Bailed-out Bank of Ireland said on Thursday that its net losses narrowed to 609 million euros ($883 million) in 2010 but warned of "challenging" times ahead as it seeks to raise fresh capital.
"For the twelve-month period ended 31 December 2010, the group made... an after-tax loss of 609 million euros," BoI said in its results statement.
Net losses stood at 1.76 billion euros in 2009.
For 2010, the bank suffered a pre-tax loss of 950 million euros, after 1.81 billion euros in 2009.
Ireland has been forced to bailout its banking sector after years of reckless lending. The country, once a boom story, has been hammered by the international financial crisis and collapse of a domestic property bubble that has seen house prices plummet about 60 percent since 2007.
BoI chief executive Richie Boucher on Thursday said "trading conditions in the first months of 2011 remain challenging due to higher funding costs, in particular the cost of (falling) customer deposits, and the continuing difficult liquidity environment."
In late 2010, debt-ravaged Ireland had to seek an 85-billion-euro rescue package from the European Union and the International Monetary Fund.
Last month, Ireland's central bank ordered a drastic overhaul of the nation's stricken banking sector as the cost of bailing out its lenders was set to top 70 billion euros.
Under the shake-up the central bank has decided that BoI -- about 36-percent state-owned -- must raise fresh capital of 4.2 billion euros.

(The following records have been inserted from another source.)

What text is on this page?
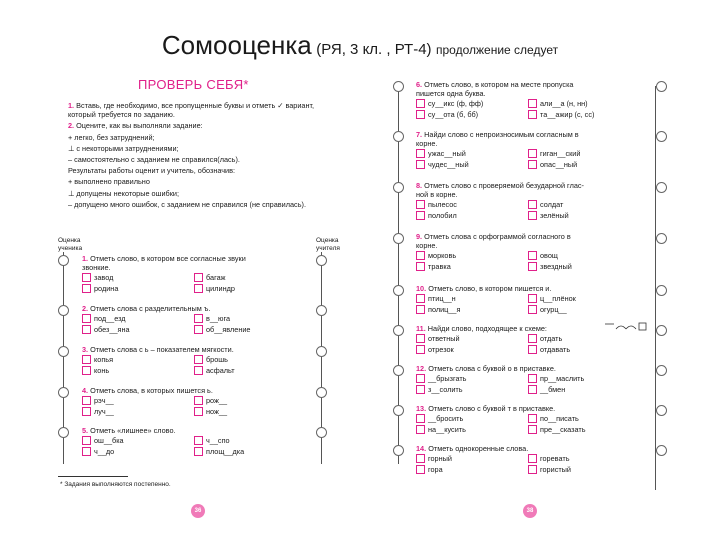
Сомооценка (РЯ, 3 кл. , РТ-4) продолжение следует
ПРОВЕРЬ СЕБЯ*
1. Вставь, где необходимо, все пропущенные буквы и отметь ✓ вариант, который требуется по заданию.
2. Оцените, как вы выполняли задание:
+ легко, без затруднений;
⊥ с некоторыми затруднениями;
– самостоятельно с заданием не справился(лась).
Результаты работы оценит и учитель, обозначив:
+ выполнено правильно
⊥ допущены некоторые ошибки;
– допущено много ошибок, с заданием не справился (не справилась).
Оценка
ученика
Оценка
учителя
1. Отметь слово, в котором все согласные звуки
звонкие.
завод	багаж
родина	цилиндр
2. Отметь слова с разделительным ъ.
под__езд	в__юга
обез__яна	об__явление
3. Отметь слова с ь – показателем мягкости.
копья	брошь
конь	асфальт
4. Отметь слова, в которых пишется ь.
рэч__	рож__
луч__	нож__
5. Отметь «лишнее» слово.
ош__бка	ч__спо
ч__до	площ__дка
* Задания выполняются постепенно.
36
6. Отметь слово, в котором на месте пропуска
пишется одна буква.
су__икс (ф, фф)	али__а (н, нн)
су__ота (б, бб)	та__ажир (с, сс)
7. Найди слово с непроизносимым согласным в
корне.
ужас__ный	гиган__ский
чудес__ный	опас__ный
8. Отметь слово с проверяемой безударной глас-
ной в корне.
пылесос	солдат
полобил	зелёный
9. Отметь слова с орфограммой согласного в
корне.
морковь	овощ
травка	звездный
10. Отметь слово, в котором пишется и.
птиц__н	ц__плёнок
полиц__я	огурц__
11. Найди слово, подходящее к схеме:
ответный	отдать
отрезок	отдавать
12. Отметь слова с буквой о в приставке.
__брызгать	пр__маслить
з__солить	__бмен
13. Отметь слово с буквой т в приставке.
__бросить	по__писать
на__кусить	пре__сказать
14. Отметь однокоренные слова.
горный	горевать
гора	гористый
38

"The group is working with its advisors on initiatives to seek to address the revised capital requirement ... in order to minimise the investment needed from the Irish taxpayers," BoI said.
"The minister for finance has stated that the group will be provided with time in order to generate as much of the capital as possible from private sources.
"We expect to be in a position to make an announcement on our capital plans in the coming weeks," the bank added.
BoI will to form one of the two new "pillars" of a dramatically reduced Irish banking sector, the central bank announced last month.
Under the restructuring, BoI will stand alone while Allied Irish Banks (AIB), which Tuesday announced 2010 losses of 10 billion euros, will merge with building society EBS.
BoI said it sold assets worth 9.4 billion euros to the state's "bad bank", the National Assets Management Agency, in 2010.
The bank's results came as the central bank lowered slightly its forecast for growth in 2011, saying it expected the indebted eurozone nation to expand by 0.9 percent this year instead of 1.0 percent.
Formerly known as the Celtic Tiger for roaring growth spanning almost a decade from the late-1990s, the Irish economy has contracted for the last three years.
The central bank said that although the economy was set to return to growth in 2011, "for many people there is likely to be little sense of improvement in their economic situation" because of a tough jobs market.